Dismissal is not what happened. What DID happen is that Merrill and his wife, Lorene, BOTH read it and just could not have been more proud of me had I given birth to a grandchild for them personally on their kitchen table! Now, my memoir was not an easy read and it was chock full of slang, swears, new age-y bits, sex, drugs, and rock and roll…so this is not the kind of story that is easy to read when you care about someone and not the kind of story that would drive anyone crazy to want to know me better either. It is not the kind of story I would expect folks in their 80’s to be able to get excited about.
That is when the medicine kicked in. It was this: I had never done something so important to me that I was not shamed for it in some way. No one ever got excited about anything I did like that in my life. Peers, perhaps but no male teachers, no doctors, and certainly no father.

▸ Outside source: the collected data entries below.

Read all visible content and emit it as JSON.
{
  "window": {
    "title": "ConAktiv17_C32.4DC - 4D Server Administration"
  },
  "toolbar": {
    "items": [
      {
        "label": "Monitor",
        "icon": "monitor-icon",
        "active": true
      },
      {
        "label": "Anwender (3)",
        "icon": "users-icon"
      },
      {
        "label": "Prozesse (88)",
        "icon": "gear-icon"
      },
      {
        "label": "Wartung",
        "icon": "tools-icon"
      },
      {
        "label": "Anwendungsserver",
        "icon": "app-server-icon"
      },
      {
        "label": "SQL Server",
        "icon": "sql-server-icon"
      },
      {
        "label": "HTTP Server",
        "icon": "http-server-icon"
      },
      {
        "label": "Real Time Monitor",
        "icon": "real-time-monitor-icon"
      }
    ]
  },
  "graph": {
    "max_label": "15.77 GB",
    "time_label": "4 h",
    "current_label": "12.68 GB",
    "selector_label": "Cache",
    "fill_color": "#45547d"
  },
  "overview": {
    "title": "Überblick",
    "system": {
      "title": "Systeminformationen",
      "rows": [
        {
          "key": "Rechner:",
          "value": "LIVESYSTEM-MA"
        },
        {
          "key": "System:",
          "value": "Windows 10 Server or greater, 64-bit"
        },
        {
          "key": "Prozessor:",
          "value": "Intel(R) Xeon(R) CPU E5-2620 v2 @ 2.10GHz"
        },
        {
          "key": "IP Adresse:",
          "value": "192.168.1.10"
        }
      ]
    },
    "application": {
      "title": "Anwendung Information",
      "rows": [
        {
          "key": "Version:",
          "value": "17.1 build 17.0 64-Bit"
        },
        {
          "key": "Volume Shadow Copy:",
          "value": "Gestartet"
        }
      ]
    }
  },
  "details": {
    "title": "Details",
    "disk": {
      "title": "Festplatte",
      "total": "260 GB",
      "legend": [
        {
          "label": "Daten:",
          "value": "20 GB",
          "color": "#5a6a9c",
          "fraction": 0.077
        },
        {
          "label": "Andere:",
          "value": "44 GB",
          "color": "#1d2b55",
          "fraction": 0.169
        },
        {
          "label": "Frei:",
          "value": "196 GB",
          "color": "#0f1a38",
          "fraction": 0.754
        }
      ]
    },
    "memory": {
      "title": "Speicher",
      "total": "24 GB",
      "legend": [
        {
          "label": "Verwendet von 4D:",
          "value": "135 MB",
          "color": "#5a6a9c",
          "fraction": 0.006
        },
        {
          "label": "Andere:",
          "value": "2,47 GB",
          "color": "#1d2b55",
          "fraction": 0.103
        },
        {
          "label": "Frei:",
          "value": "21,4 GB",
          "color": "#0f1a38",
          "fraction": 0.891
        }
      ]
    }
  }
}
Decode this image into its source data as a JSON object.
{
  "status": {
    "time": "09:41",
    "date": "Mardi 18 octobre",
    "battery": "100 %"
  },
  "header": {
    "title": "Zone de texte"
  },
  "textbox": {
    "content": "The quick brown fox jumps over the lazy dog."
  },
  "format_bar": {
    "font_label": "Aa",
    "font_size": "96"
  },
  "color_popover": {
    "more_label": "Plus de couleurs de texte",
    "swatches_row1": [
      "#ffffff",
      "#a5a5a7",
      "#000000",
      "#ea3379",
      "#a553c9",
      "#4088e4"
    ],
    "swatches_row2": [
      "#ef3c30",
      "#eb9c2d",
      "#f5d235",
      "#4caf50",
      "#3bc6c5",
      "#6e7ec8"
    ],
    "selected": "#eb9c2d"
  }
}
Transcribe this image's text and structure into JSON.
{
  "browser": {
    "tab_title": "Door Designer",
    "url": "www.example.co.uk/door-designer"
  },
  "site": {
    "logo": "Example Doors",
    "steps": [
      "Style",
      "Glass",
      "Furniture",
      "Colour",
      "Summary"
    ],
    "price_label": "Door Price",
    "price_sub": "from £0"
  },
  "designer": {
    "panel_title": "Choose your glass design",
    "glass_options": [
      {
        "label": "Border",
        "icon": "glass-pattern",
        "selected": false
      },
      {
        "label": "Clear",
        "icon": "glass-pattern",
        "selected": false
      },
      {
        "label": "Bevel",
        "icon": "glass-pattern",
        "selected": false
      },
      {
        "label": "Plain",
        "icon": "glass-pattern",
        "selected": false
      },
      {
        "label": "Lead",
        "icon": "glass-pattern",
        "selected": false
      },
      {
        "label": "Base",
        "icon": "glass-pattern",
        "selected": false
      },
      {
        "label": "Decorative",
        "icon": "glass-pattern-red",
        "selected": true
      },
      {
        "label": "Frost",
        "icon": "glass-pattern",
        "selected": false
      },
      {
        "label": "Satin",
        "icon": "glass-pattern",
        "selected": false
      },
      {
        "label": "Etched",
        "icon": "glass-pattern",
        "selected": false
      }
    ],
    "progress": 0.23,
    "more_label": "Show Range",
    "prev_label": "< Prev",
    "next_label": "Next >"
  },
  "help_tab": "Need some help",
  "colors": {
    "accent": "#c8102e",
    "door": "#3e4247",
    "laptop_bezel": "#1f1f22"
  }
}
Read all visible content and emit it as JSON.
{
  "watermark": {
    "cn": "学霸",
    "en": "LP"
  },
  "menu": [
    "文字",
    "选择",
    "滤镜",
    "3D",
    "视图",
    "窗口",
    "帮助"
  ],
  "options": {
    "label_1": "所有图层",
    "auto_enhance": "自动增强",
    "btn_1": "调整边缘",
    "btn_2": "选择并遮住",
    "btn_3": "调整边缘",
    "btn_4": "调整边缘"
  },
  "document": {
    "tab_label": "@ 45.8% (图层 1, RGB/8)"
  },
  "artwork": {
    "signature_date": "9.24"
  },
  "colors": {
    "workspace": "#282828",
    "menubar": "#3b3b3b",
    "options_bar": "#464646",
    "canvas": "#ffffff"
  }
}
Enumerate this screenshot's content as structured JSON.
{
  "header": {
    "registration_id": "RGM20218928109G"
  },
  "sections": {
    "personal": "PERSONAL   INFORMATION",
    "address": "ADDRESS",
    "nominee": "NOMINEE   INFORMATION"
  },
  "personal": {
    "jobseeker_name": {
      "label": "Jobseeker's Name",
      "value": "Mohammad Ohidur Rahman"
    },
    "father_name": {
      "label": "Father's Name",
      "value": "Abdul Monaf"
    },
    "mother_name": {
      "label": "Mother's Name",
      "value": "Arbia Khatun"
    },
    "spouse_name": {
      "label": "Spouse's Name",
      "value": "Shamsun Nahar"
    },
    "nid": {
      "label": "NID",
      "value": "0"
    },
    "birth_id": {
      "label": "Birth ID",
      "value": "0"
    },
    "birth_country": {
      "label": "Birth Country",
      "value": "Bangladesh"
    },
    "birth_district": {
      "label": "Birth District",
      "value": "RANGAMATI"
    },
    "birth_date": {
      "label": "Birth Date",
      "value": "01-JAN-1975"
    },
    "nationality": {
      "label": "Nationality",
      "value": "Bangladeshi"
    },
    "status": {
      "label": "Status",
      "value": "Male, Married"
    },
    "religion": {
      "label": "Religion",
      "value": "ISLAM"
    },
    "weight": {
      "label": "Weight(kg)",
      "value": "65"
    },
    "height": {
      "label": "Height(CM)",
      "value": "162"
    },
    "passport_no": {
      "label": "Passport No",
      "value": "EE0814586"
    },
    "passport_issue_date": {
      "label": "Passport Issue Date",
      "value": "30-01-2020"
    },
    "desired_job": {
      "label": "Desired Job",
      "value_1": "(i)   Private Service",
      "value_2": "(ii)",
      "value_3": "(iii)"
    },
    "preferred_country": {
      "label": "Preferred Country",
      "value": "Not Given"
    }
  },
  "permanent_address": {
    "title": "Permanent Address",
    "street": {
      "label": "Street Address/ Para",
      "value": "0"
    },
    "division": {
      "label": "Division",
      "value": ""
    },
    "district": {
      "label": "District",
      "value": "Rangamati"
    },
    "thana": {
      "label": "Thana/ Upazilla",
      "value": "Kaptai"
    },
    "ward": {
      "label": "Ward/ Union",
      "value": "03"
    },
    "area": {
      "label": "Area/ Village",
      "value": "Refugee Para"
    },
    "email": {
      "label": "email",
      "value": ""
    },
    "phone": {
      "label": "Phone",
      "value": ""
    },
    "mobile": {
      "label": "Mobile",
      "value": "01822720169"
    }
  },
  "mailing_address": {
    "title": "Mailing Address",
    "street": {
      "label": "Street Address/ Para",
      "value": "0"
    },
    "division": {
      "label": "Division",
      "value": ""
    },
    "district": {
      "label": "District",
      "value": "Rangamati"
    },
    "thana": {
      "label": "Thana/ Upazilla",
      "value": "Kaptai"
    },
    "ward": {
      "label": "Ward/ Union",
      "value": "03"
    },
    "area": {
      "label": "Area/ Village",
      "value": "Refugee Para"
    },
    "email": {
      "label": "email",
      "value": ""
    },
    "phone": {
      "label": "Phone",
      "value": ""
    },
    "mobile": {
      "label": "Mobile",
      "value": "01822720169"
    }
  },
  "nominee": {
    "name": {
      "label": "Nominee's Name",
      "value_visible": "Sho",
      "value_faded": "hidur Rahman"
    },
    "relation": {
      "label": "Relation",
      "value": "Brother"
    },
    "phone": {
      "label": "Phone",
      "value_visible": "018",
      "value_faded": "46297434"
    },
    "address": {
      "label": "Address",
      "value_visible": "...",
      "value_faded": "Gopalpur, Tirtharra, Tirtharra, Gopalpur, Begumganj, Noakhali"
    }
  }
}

In my memoir I talk about my absent father, the pedophile teacher and my rough treatment by a medical doctor as a child. Dr. Lewis may not have been a medical doctor, but he was a man of letters and held a certain stature in this world and certainly in my mind. He was a kind and stable father and as a teacher, he taught and inspired many young people in the course of his career.
This medicine over the last three years I had with him was given to me by his gentle and accepting nature. Merrill accepted me unconditionally. I can’t begin to express the impact that the kind of small doses of healing I experienced in this daily exchange with him had on me. That kind of care was outside my personal experience. In my way, I would just stumble in to do this task with him and he would be as steady as a rock in his kind and gentle ways…always even…always fair. Even when he was angry, it seemed wrapped in a kind of compassion reserved for very special, patient people.
His daughters tell me that their dad had always been raised and around “difficult women” in his family and he was expected to provide some kind of magical presence to all the problems these women who he cared about deeply procured. As I think about Merrill now, I think how fortunate I was that all those difficult women pressed him the way they did so I could benefit from having him be able to care about me…I’m also a difficult woman with a complicated past, something he found familiar enough that it didn't scare him.
Just before I went on Holiday to Oregon recently, Merrill had been considering quitting his extended warranty on life with the dialysis. His body was wearing out. He was getting weaker and weaker. I sat with him when he was mulling this over and he said chuckling, "Well, I guess you'll be out of a job soon." and then would smile at me like we had a secret. We had talked about these things sometimes when I would be doing the exchange with him. He knew I knew about the occupational hazard of helping people to the end. They end. It was kind of a joke we shared.
Merrill died last night. I was able to see him in state this morning and the peace in his face was beyond measure. It broke me then filled my heart to see his body there…finally relaxed and done with its work. He was smiling. I know I will be sure to recognize him should our paths ever cross again. I will miss him deeply.